Faute d'éléments nouveaux déterminants, c'est ainsi à juste titre que l'autorité intimée n'est pas entré en matière sur la demande du recourant.
3. Manifestement mal fondé, le recours doit être rejeté et la décision attaquée confirmée, selon la procédure simplifiée de l'art. 82 LPA-VD. Le recourant, qui succombe, supportera les frais de justice (art. 49 al. 1 LPA-VD). Il n'y a pas lieu d'allouer de dépens (art. 55 al. 1 a contrario et 56 al. 3 LPA-VD). Lors de la procédure précédente (cause PE.2015.0207), l'attention du recourant avait été formellement attirée sur la teneur de l'art. 39 LPA-VD qui permet d'infliger une amende de 1'000 fr. au plus à quiconque engage une procédure téméraire, use de procédés abusifs ou perturbe l'avancement d'une procédure. Cet avertissement n'a pas dissuadé l'intéressé de déposer un nouveau recours (le sixième) purement dilatoire.
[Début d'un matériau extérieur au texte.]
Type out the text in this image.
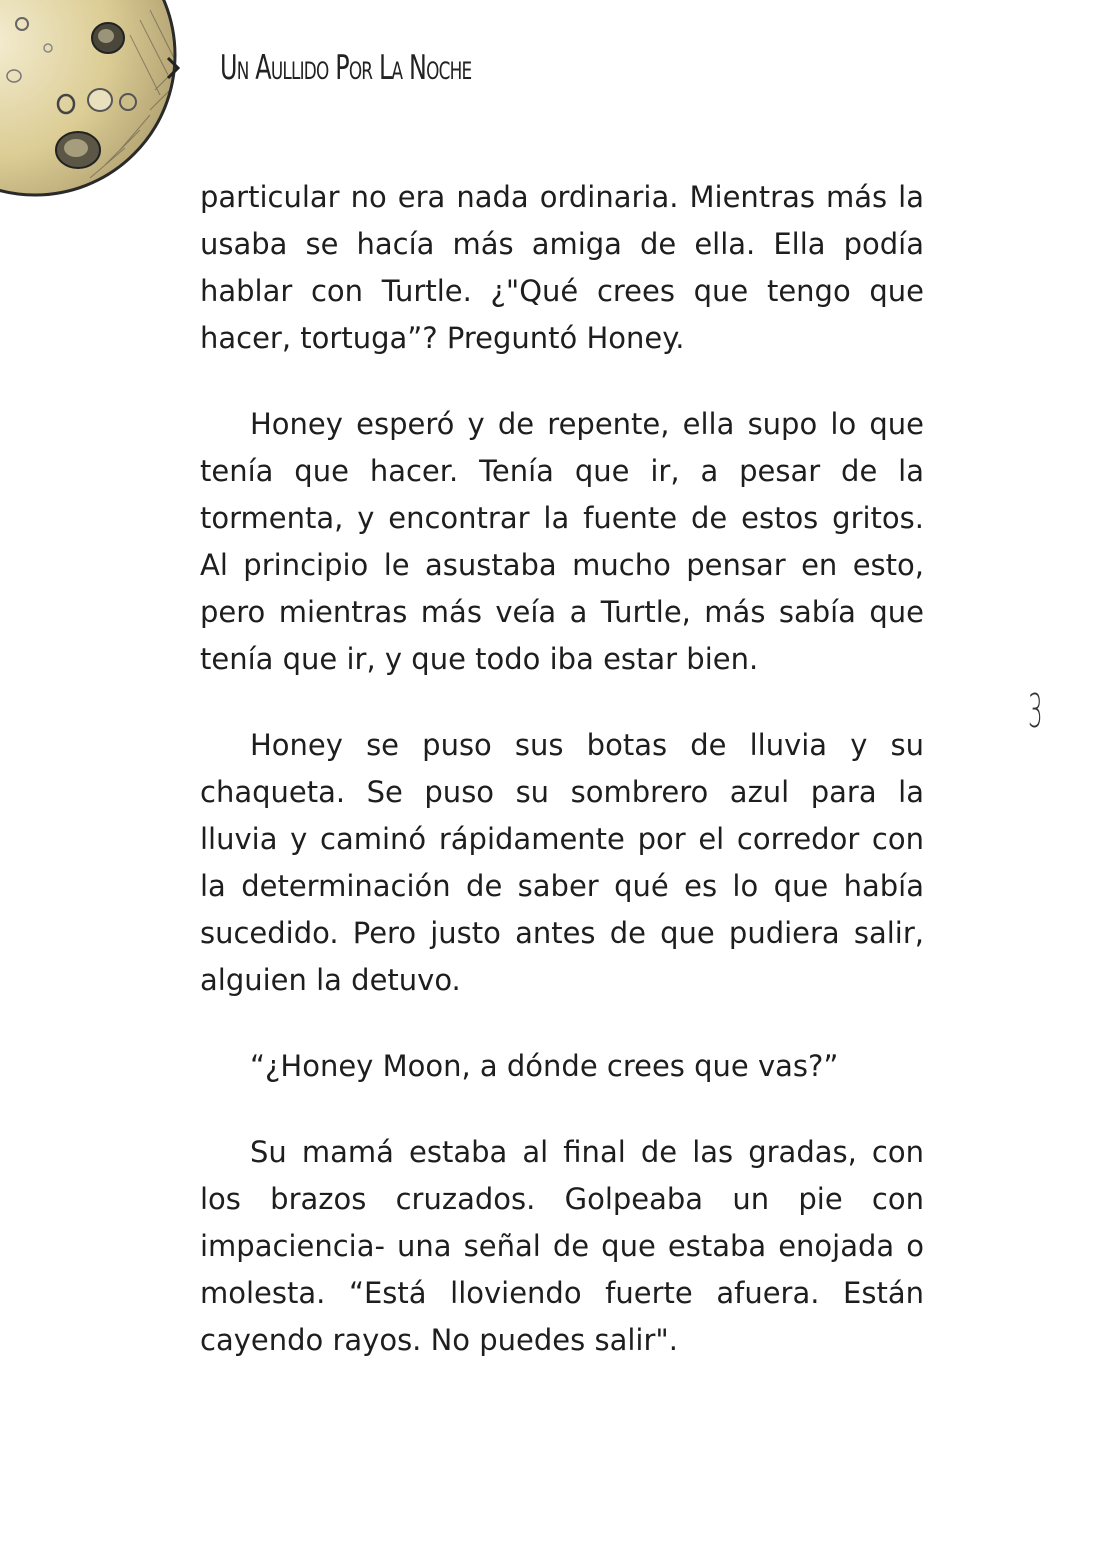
Un Aullido Por La Noche
3

particular no era nada ordinaria. Mientras más la usaba se hacía más amiga de ella. Ella podía hablar con Turtle. ¿"Qué crees que tengo que hacer, tortuga”? Preguntó Honey.

Honey esperó y de repente, ella supo lo que tenía que hacer. Tenía que ir, a pesar de la tormenta, y encontrar la fuente de estos gritos. Al principio le asustaba mucho pensar en esto, pero mientras más veía a Turtle, más sabía que tenía que ir, y que todo iba estar bien.

Honey se puso sus botas de lluvia y su chaqueta. Se puso su sombrero azul para la lluvia y caminó rápidamente por el corredor con la determinación de saber qué es lo que había sucedido. Pero justo antes de que pudiera salir, alguien la detuvo.

“¿Honey Moon, a dónde crees que vas?”

Su mamá estaba al final de las gradas, con los brazos cruzados. Golpeaba un pie con impaciencia- una señal de que estaba enojada o molesta. “Está lloviendo fuerte afuera. Están cayendo rayos. No puedes salir".
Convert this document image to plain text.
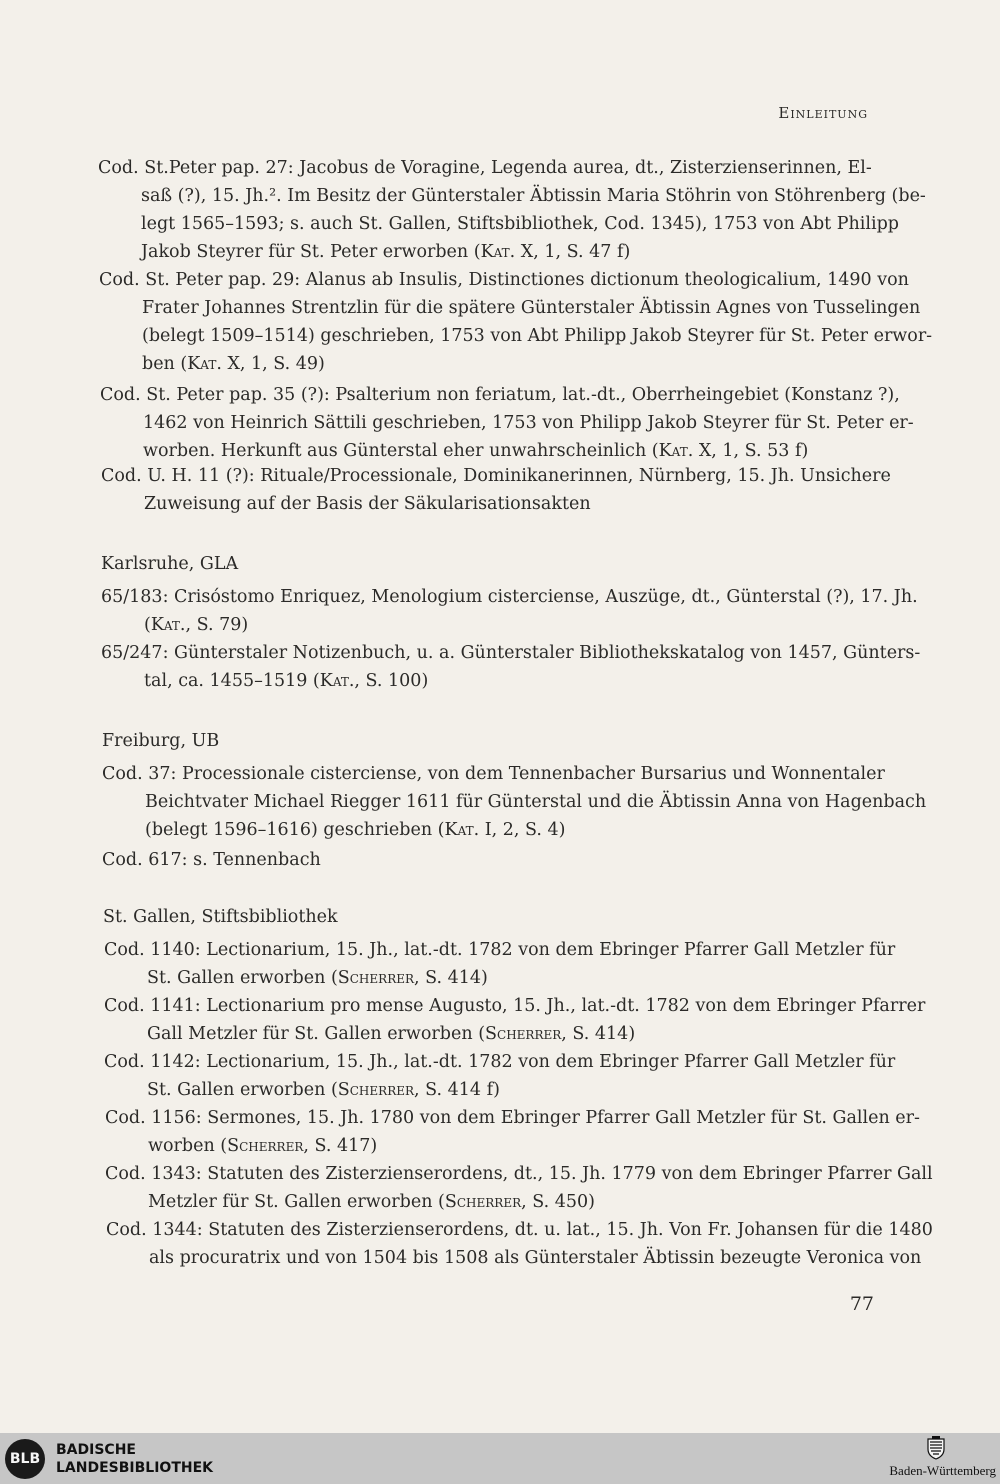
Einleitung
Cod. St.Peter pap. 27: Jacobus de Voragine, Legenda aurea, dt., Zisterzienserinnen, El-
saß (?), 15. Jh.². Im Besitz der Günterstaler Äbtissin Maria Stöhrin von Stöhrenberg (be-
legt 1565–1593; s. auch St. Gallen, Stiftsbibliothek, Cod. 1345), 1753 von Abt Philipp
Jakob Steyrer für St. Peter erworben (Kat. X, 1, S. 47 f)
Cod. St. Peter pap. 29: Alanus ab Insulis, Distinctiones dictionum theologicalium, 1490 von
Frater Johannes Strentzlin für die spätere Günterstaler Äbtissin Agnes von Tusselingen
(belegt 1509–1514) geschrieben, 1753 von Abt Philipp Jakob Steyrer für St. Peter erwor-
ben (Kat. X, 1, S. 49)
Cod. St. Peter pap. 35 (?): Psalterium non feriatum, lat.-dt., Oberrheingebiet (Konstanz ?),
1462 von Heinrich Sättili geschrieben, 1753 von Philipp Jakob Steyrer für St. Peter er-
worben. Herkunft aus Günterstal eher unwahrscheinlich (Kat. X, 1, S. 53 f)
Cod. U. H. 11 (?): Rituale/Processionale, Dominikanerinnen, Nürnberg, 15. Jh. Unsichere
Zuweisung auf der Basis der Säkularisationsakten
Karlsruhe, GLA
65/183: Crisóstomo Enriquez, Menologium cisterciense, Auszüge, dt., Günterstal (?), 17. Jh.
(Kat., S. 79)
65/247: Günterstaler Notizenbuch, u. a. Günterstaler Bibliothekskatalog von 1457, Günters-
tal, ca. 1455–1519 (Kat., S. 100)
Freiburg, UB
Cod. 37: Processionale cisterciense, von dem Tennenbacher Bursarius und Wonnentaler
Beichtvater Michael Riegger 1611 für Günterstal und die Äbtissin Anna von Hagenbach
(belegt 1596–1616) geschrieben (Kat. I, 2, S. 4)
Cod. 617: s. Tennenbach
St. Gallen, Stiftsbibliothek
Cod. 1140: Lectionarium, 15. Jh., lat.-dt. 1782 von dem Ebringer Pfarrer Gall Metzler für
St. Gallen erworben (Scherrer, S. 414)
Cod. 1141: Lectionarium pro mense Augusto, 15. Jh., lat.-dt. 1782 von dem Ebringer Pfarrer
Gall Metzler für St. Gallen erworben (Scherrer, S. 414)
Cod. 1142: Lectionarium, 15. Jh., lat.-dt. 1782 von dem Ebringer Pfarrer Gall Metzler für
St. Gallen erworben (Scherrer, S. 414 f)
Cod. 1156: Sermones, 15. Jh. 1780 von dem Ebringer Pfarrer Gall Metzler für St. Gallen er-
worben (Scherrer, S. 417)
Cod. 1343: Statuten des Zisterzienserordens, dt., 15. Jh. 1779 von dem Ebringer Pfarrer Gall
Metzler für St. Gallen erworben (Scherrer, S. 450)
Cod. 1344: Statuten des Zisterzienserordens, dt. u. lat., 15. Jh. Von Fr. Johansen für die 1480
als procuratrix und von 1504 bis 1508 als Günterstaler Äbtissin bezeugte Veronica von
77
BLB
BADISCHE
LANDESBIBLIOTHEK	Baden-Württemberg
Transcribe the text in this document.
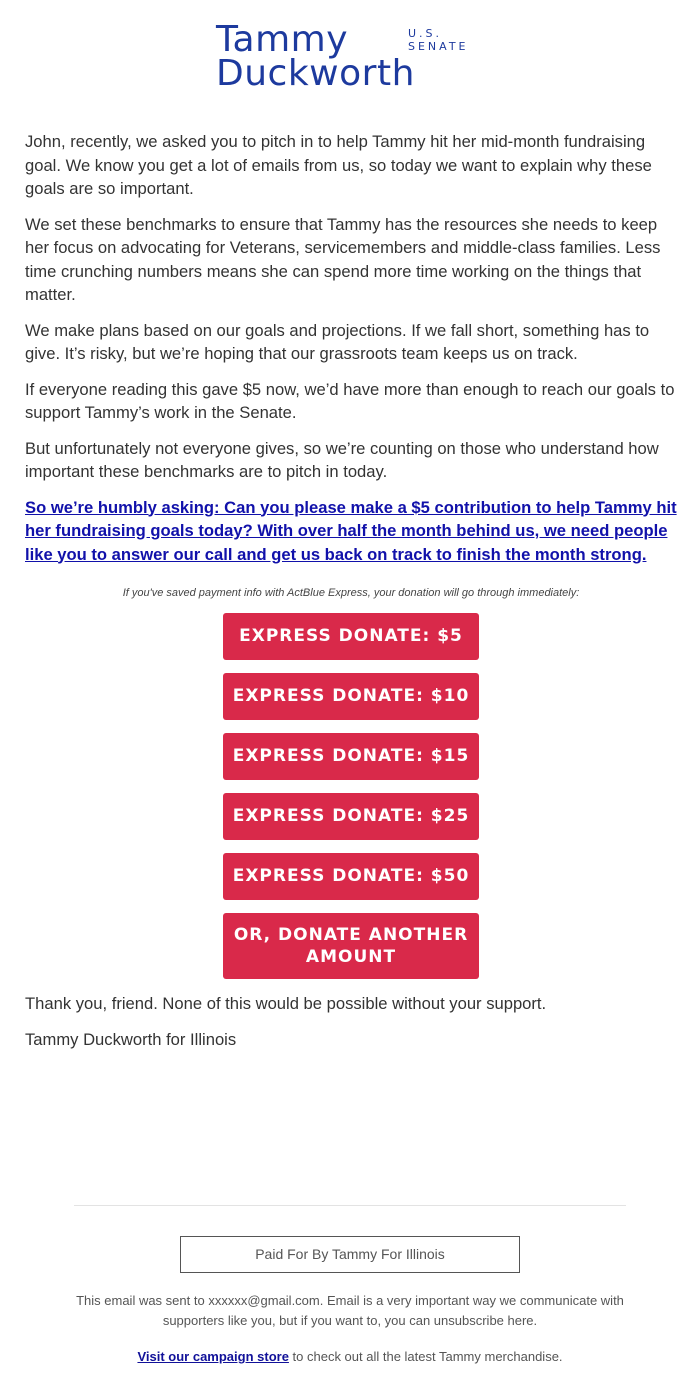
Tammy
Duckworth
U.S.
SENATE

John, recently, we asked you to pitch in to help Tammy hit her mid-month fundraising goal. We know you get a lot of emails from us, so today we want to explain why these goals are so important.

We set these benchmarks to ensure that Tammy has the resources she needs to keep her focus on advocating for Veterans, servicemembers and middle-class families. Less time crunching numbers means she can spend more time working on the things that matter.

We make plans based on our goals and projections. If we fall short, something has to give. It’s risky, but we’re hoping that our grassroots team keeps us on track.

If everyone reading this gave $5 now, we’d have more than enough to reach our goals to support Tammy’s work in the Senate.

But unfortunately not everyone gives, so we’re counting on those who understand how important these benchmarks are to pitch in today.

So we’re humbly asking: Can you please make a $5 contribution to help Tammy hit her fundraising goals today? With over half the month behind us, we need people like you to answer our call and get us back on track to finish the month strong.

If you've saved payment info with ActBlue Express, your donation will go through immediately:
EXPRESS DONATE: $5
EXPRESS DONATE: $10
EXPRESS DONATE: $15
EXPRESS DONATE: $25
EXPRESS DONATE: $50
OR, DONATE ANOTHER
AMOUNT

Thank you, friend. None of this would be possible without your support.

Tammy Duckworth for Illinois

Paid For By Tammy For Illinois
This email was sent to xxxxxx@gmail.com. Email is a very important way we communicate with supporters like you, but if you want to, you can unsubscribe here.
Visit our campaign store to check out all the latest Tammy merchandise.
Une amende de cinq cents francs lui sera dès lors infligée.
Par ces motifs
la Cour de droit administratif et public
du Tribunal cantonal
arrête:
I. Le recours est rejeté.
II. La décision du Service de la population du 14 octobre 2015 est confirmée.
III. Les frais de justice, par 600 (six cents) francs, sont mis à la charge de A.X.________.
IV. Il n'est pas alloué de dépens.
V. A.X.________ est condamné à une amende de 500 (cinq cents) francs en application de l'art. 39 LPA-VD.
Lausanne, le 21 janvier 2016
Le président: Le
greffier:
Le présent arrêt est communiqué aux destinataires de l'avis d'envoi ci-joint, ainsi qu’au Secrétariat d’Etat aux migrations (SEM).
Il peut faire l'objet, dans les trente jours suivant sa notification, d'un recours au Tribunal fédéral. Le recours en matière de droit public s'exerce aux conditions des articles 82 ss de la loi du 17 juin 2005 sur le Tribunal fédéral (LTF - RS 173.110), le recours constitutionnel subsidiaire à celles des articles 113 ss LTF. Le mémoire de recours doit être rédigé dans une langue officielle, indiquer les conclusions, les motifs et les moyens de preuve, et être signé. Les motifs doivent exposer succinctement en quoi l’acte attaqué viole le droit. Les pièces invoquées comme moyens de preuve doivent être jointes au mémoire, pour autant qu’elles soient en mains de la partie; il en va de même de la décision attaquée.